CHAPTER 31 - Private Journal of Maggie Murphy
St. Vincent’s Hospital, New York
Saturday, 20th April, 1912
I feel numb. Cold. Frightened. I cannot stop the tears falling. They tell me I am in a hospital somewhere in New York. I barely know how I got here. I barely know my own name. My hands are misshapen - swollen and purple from the cold and frostbite. My God it was so cold on that lifeboat.
I can barely hold the pen. The nurse says it is good for me to write; that it will help to get my circulation going again. I don’t know what to write, don’t know what to say. Part of me wishes I had died too.
I want to go home.
Sunday, 21st April, 1912
We must have been at sea for some days on the Carpathia because the girl lying in the bed next to me says it is Sunday and it was a Sunday when I last wrote in this journal. How can a whole week have passed?
Sometimes when I wake from my sleep I forget where I am and what has happened. For a few minutes I feel quite peaceful. Then I see the bare hospital walls and the rows and rows of beds and I remember.
I recognise some of the people in the beds near to me. It seems like a dream that we shared a song or danced a jig together on that mighty ship which is now at the bottom of the ocean. I have searched the faces again and again, desperately hoping that I’ll see Peggy or Kathleen or Katie or anyone from our group – but I know it’s hopeless to think that they somehow survived.
I’m frightened. I don’t like being alone here.
I do not know what will happen to me at all. I don’t know if my Aunt Mary in Chicago will know about the disaster – or anyone in Ireland. It is so terrible. So many people here have lost everyone and everything. I can barely imagine how I can live again. I sometimes wish I had gone down with the others. Why would God save me when thousands died – some of them rich millionaires? I saw babies in that water frozen blue with the cold and I think their faces will haunt my dreams for the rest of my life.
I am too tired to write any more.
I want to go home.
Sunday 21st April, 1912 – evening time
I do not have my coat. I remember taking it off on the lifeboat because it was damp and making me shiver. A well-dressed lady with a dog on her lap gave me her coat. I seem to remember that she was wearing two coats – an everyday one and a fur one, she said. She handed me the everyday coat to keep me warm and that was what I arrived here in.

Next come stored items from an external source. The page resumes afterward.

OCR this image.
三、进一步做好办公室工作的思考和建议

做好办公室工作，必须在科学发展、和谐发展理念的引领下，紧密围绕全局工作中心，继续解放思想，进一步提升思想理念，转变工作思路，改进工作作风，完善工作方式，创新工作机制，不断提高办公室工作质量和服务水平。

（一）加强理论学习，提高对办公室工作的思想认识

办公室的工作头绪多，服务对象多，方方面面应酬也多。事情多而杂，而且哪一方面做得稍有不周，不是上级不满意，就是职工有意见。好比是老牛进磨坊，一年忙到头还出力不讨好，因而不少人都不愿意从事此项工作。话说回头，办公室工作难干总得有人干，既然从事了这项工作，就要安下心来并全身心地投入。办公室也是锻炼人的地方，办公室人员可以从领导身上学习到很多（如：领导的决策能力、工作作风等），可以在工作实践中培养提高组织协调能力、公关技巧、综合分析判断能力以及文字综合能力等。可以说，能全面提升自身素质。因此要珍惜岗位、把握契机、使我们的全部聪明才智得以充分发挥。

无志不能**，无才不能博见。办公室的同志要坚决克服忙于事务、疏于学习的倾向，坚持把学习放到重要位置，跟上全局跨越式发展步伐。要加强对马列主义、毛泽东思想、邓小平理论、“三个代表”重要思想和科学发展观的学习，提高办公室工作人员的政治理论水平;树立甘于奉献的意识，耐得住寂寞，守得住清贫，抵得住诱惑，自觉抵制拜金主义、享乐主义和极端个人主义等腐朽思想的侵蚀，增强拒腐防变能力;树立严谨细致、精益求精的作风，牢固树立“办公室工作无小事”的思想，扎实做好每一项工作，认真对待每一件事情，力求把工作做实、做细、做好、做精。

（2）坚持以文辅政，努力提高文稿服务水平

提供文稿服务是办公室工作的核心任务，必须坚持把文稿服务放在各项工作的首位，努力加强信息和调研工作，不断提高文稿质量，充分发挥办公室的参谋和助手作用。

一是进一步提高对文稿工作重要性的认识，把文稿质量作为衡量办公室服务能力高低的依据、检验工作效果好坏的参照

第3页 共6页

I still have it but I don’t know what became of my own coat and there were some letters in the pocket, I’m sure of it. Letters from Séamus. Poor Séamus. What must he be thinking hearing about the ship being sunk and all and me in no fit state to contact him to tell him I’m alive. I wish I had his letters – they would comfort me. Now I’ll never know what those letters said. I know I shouldn’t feel sad about a few letters what with all those poor people dead, but I do. They were all I had to remind me of him.
I want to go home.
Monday 22nd April, 1912
The Salvation Army women came today. They gave us all a parcel of clean clothes and some money to go onwards on our journey. There’s all sorts of relief efforts and money being raised for the survivors – thousands of dollars. A kind lady called Elizabeth told me that my Aunt Mary had been in contact and it has been arranged that she will meet me off the Pennsylvania train at union Depot station in Chicago in two days. I am writing those names down so as not to forget.
When I was changing my nightdress to put on a clean one from the donated clothes, I found $25 in bills pinned to my old one. I hadn’t noticed it before but then I vaguely remembered a man talking to me when I was first brought to the hospital from the Carpathia. He had a whiskery beard and plump fingers and his breath smelt of tobacco. He spoke a lot of words to me but I was too shocked to take it all in. I remember he asked me to sign a paper which he handed to me. I thought it was a train ticket to Chicago I was signing for but the nurses now tell me that it was a waiver for damages. I’m not really sure what that means, but it seems that the White Star Line people wanted to make sure I didn’t come back and try to get money from them for the suffering I’ve experienced and for all my losses. They seem to think $25 is compensation enough for my troubles. I remember the man had to hold my arm to help me write my own name because my hands were too numb to hold the pen properly. I am too sad and alone right now to be angry with them.
The newspaper men are crawling all over the hospital. They want to talk to us about what really happened the night Titanic sank. I have said a few words to them about how I got to the lifeboats, but I really do not want to go through all the terrible moments again. I cannot get the faces of those poor people out of my head, stood against the railings, praying for their lives and those terrifying sounds of the crunching, grating, screeching metal and the desperate screams of a thousand people. It will haunt my dreams forever, I am sure of it.